Gdyby w razie nieudanej chińskiej inwazji Tajwan został zintegrowany z międzynarodowymi instytucjami, byłaby to dla Pekinu tragedia - mówi prof. Shin Kawashima, japoński politolog.

Publikacja: 09.12.2022 17:00

Shin Kawashima: Jeśli Chiny chcą opanować Tajwan, inwazja musi być błyskawiczna

Foto: NPI.OR.JP

Plus Minus: Czy Xi Jinping zdecyduje się dokonać inwazji na Tajwan?

Z pewnością ma coraz lepsze po temu narzędzia.

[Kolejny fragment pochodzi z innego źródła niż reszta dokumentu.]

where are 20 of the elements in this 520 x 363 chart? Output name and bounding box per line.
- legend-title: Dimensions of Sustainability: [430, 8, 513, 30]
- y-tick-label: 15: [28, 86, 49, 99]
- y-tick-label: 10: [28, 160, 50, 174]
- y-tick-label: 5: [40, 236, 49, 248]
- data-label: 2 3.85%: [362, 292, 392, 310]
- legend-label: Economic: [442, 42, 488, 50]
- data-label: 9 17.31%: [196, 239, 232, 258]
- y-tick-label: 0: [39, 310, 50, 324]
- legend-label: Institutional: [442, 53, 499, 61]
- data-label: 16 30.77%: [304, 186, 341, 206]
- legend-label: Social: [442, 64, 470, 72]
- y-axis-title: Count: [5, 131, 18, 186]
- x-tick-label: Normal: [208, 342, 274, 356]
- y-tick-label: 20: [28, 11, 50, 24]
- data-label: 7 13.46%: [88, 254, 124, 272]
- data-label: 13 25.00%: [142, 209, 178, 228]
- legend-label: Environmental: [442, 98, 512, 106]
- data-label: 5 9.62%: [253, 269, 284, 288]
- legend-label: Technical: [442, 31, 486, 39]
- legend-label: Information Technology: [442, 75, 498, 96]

W ostatnich pięciu latach Chiny w szczególności rozwinęły arsenał pocisków średniego i dalekiego zasięgu, który pozwala im na zaatakowanie wyspy. Żaden kraj świata nie jest też przedmiotem tak zmasowanych ataków w cyberprzestrzeni jak Tajwan ze strony Chin. Jednak nie sądzę, aby Xi zdecydował się na takie uderzenie teraz. Na XIX zjeździe Komunistycznej Partii Chin w 2017 r. zapowiedział, że do 2049 r., gdy przypadnie stulecie proklamowania Republiki Ludowej, kwestia zjednoczenia kraju, czyli podporządkowania Tajwanu, będzie rozwiązana. Na kolejnym, XX zjeździe, który odbył się w listopadzie obecnego roku, potwierdził ten cel. To jest więc stała polityka. Fundamentalnym etapem na tej drodze ma być rok 2035. Do tego czasu Xi musi pokazać, że robi konkretne postępy w jednoczeniu kraju. Czy uzna, że zajęcie do tego czasu jakichś małych wysp wokół Tajwanu będzie wystarczające, nie wiadomo. W każdym razie będzie miał wtedy 79 lat i nie da się wykluczyć, że to jego następcy przypadnie rozwiązanie kwestii zjednoczenia kraju.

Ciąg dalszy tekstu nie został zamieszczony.